«Calla t en la presencia de Jehová  el Señor,
porque el día de  Jehová está cercano;
Jehová ha preparado sacrificio,
y ha dispuesto a sus convidados».

Sofonías 1:7

En Mateo 11:28, Jesús dijo: «Venid a mí todos los que estáis trabajados y cargados, y yo os haré descansar». Esta es la invitación de parte de Dios para orar y Su promesa para responder. Esta es la misma invitación que Jesús nos hace hoy, Él dice: «Vengan». La paz que Él da, no es como la que da el mundo, la alegría que Él nos da, no es como la que nos da el mundo.

Jesús es Aquel que busca por ti. Él está llamando tu atención. A tu alrededor hay señales que te llaman a regresar a Dios, por eso, el palpitar del Evangelio es el llamado al arrepentimiento, para que puedas consagrarte y reconciliarte con tu Creador. ¿Ha consagrado tu corazón para Él? Con frecuencia, nuestros corazones son infieles a Dios; por eso parece como si Él fuera impotente ante nuestra montaña. Cuando somos fieles, nuestro Dios es Todo poderoso y te está invitando a experimentar Su poder, Su presencia y Su paz.

Sin embargo, hoy muchos de nosotros vamos donde otros sienten la presencia de Dios, donde otros sienten Su poder, donde otros oyen Su voz. Basamos nuestra fe en la experiencia de otros y decimos: «¡Un día me pasará a mí!». Si sigues buscando tu milagro en el exterior, jamás podrás encontrarlo. ¿Estás preparado para conocer al Hacedor de Milagros? ¿Alguna vez te sentiste cerca de Dios y ahora te sientes muy distante? La oración es la ruta más corta entre tu corazón y Dios, pero ¿cuál es el estado de tu corazón?

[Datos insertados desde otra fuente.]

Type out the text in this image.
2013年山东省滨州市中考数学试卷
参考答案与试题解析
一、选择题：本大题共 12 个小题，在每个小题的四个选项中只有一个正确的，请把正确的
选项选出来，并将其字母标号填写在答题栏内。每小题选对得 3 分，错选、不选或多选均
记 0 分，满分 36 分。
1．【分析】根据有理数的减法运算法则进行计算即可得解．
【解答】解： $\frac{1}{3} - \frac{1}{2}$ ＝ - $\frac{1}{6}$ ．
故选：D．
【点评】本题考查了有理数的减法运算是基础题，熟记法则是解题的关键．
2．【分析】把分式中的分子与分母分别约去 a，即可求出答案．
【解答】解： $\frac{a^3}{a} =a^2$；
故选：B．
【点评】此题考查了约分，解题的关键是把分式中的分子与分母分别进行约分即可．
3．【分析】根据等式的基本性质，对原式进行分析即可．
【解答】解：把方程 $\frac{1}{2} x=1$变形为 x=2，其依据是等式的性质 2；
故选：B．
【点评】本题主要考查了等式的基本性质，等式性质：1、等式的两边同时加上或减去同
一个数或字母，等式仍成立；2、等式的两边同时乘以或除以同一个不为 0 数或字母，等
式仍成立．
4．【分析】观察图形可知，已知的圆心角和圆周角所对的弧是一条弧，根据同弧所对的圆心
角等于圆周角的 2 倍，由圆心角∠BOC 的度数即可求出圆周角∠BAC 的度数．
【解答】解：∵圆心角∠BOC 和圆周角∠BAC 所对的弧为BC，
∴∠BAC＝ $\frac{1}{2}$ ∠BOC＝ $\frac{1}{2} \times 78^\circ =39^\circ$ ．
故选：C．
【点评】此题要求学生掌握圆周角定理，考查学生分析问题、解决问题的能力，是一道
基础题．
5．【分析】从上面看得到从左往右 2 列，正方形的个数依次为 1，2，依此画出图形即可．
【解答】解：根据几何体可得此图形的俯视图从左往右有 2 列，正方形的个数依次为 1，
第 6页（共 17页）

Acepta hoy la invitación de parte de Dios y deja que Su Espíritu consagre tu corazón.

«Oh Espíritu Santo, abre el camino; haz de mi corazón un lugar para que Tú habites».

ÉL TE DARÁ AQUELLO QUE NO HAS PEDIDO

«Y le dijo Dios: Porque has demandado esto, y no pediste para ti muchos días, ni pediste para ti riquezas, ni pediste la vida de tus enemigos, sino que demandaste para ti inteligencia para oir juicio, he aquí lo he hecho conforme a tus palabras; he aquí que te he dado corazón sabio y entendido, tanto que no ha habido antes de ti otro como tú, ni después de ti se levantará otro como tú». 1 Reyes 3:11-12
A Dios le agradó que Salomón pidiera sabiduría divina para llevar a cabo la tarea que Dios le había encomendado en lugar de riquezas terrenales o fama, y le bendijo más de lo que podía imaginar.
Del mismo modo, Dios pone a prueba nuestros corazones para recompensarnos, para ver lo que verdaderamente buscamos.

ESCRITO EN EL CIELO

«Pero no os regocijéis de que los espíritus se os sujetan, sino regocijaos de que vuestros nombres están escritos en los cielos». Lucas 10:20
Cuando los setenta y dos discípulos regresaron con alegría de su misión, Jesús les advirtió que la fuente de su gozo no debía provenir de los resultados visibles del poder del Espíritu, sino del mismo Espíritu Santo, quien nos ha sellado para Cristo y ha escrito nuestro nombre en el Cielo.

REVÍVEME

«Mientras tengas el don de la vida, asegúrate de que tu espíritu revive y esto es algo que sólo el Espíritu de Dios puede hacer a través de Su Palabra, que es espíritu y vida (Juan 6:63).

* ¡Oh Espíritu Santo, aliento de Dios, insufla en mí el aliento de Dios!
* ¡Oh Espíritu Santo, por quien fueron creadas todas las cosas, crea en mí una vida nueva, un nuevo comienzo!».